Concernant l’allocution elle-même, le Los Angeles Times donne la parole à deux anciens rédacteurs de discours officiels : le faucon et ancien rédacteur des discours de George W. Bush, David Frum, et l’ex-rédacteur des discours de Robert McNamara qui avait diffusé les Pentagon Papers en 1971, Daniel Ellsberg.

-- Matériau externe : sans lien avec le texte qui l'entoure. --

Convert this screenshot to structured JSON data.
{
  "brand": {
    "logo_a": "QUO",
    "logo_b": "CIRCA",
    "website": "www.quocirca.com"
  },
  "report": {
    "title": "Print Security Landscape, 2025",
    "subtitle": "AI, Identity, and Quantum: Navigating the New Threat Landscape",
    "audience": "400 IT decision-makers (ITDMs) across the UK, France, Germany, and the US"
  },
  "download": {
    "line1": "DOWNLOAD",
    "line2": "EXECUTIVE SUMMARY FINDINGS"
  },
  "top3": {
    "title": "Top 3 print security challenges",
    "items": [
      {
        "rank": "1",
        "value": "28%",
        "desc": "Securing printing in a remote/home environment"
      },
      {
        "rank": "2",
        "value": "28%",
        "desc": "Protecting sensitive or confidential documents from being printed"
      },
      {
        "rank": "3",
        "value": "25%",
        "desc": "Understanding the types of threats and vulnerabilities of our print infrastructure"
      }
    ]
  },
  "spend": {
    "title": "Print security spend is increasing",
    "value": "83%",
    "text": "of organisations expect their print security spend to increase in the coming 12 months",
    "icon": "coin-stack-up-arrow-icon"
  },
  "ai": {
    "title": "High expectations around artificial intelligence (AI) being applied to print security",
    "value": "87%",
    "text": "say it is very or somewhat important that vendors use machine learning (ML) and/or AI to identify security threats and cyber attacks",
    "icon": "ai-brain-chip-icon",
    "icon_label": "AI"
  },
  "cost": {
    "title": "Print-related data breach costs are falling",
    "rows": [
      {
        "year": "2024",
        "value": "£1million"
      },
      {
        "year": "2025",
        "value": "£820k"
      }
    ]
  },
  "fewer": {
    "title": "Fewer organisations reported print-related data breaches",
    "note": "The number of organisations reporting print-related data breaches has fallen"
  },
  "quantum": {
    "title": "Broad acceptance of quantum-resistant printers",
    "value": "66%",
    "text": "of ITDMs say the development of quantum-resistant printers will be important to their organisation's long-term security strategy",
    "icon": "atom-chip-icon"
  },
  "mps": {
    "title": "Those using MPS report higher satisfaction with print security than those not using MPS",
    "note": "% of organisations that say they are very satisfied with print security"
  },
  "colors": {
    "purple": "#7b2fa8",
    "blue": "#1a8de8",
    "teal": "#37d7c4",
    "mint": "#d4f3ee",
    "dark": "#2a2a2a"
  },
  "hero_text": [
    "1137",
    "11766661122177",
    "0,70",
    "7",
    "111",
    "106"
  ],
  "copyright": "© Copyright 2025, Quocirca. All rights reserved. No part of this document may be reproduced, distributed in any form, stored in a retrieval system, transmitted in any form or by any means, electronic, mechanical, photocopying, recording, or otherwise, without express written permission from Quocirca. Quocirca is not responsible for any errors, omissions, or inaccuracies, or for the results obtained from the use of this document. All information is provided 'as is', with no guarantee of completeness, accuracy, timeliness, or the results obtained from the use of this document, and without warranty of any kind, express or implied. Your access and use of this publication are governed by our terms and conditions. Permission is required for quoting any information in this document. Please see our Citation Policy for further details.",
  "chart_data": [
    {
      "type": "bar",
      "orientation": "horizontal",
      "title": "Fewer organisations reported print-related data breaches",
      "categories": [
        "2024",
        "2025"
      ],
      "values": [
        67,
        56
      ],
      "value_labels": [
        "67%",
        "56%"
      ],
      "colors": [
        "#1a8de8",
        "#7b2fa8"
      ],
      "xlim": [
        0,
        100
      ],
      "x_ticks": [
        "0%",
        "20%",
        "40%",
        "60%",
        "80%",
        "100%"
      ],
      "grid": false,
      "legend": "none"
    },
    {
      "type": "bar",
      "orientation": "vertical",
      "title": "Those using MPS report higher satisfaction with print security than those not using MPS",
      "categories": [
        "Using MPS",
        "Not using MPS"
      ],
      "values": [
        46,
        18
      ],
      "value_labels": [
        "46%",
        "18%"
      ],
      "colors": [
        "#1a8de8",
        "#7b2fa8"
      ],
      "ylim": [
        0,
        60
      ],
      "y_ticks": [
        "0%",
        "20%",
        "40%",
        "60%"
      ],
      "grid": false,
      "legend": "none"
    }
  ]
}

Pour le néo-conservateur, la politique en Irak est bonne mais elle est mal expliquée. Il faut faire preuve de davantage d’optimisme et mettre en lumière les victoires de la Coalition. Ce qui inquiète surtout Frum, c’est que le désarroi croissant des États-uniens face à l’aventure coloniale irakienne pourrait dissuader d’attaquer la Syrie et l’Iran. Il appelle donc sans plus tarder à une offensive contre ces « régimes hostiles ». Pour le repenti Daniel Ellsberg, au contraire, le discours de George W. Bush ne peut pas convaincre car il n’est qu’une reprise des artifices qui ont servi à Kennedy, Johnson et Nixon pour masquer les échecs du Vietnam. La propagande est la même, la faillite des États-Unis sera la même, prévient-il.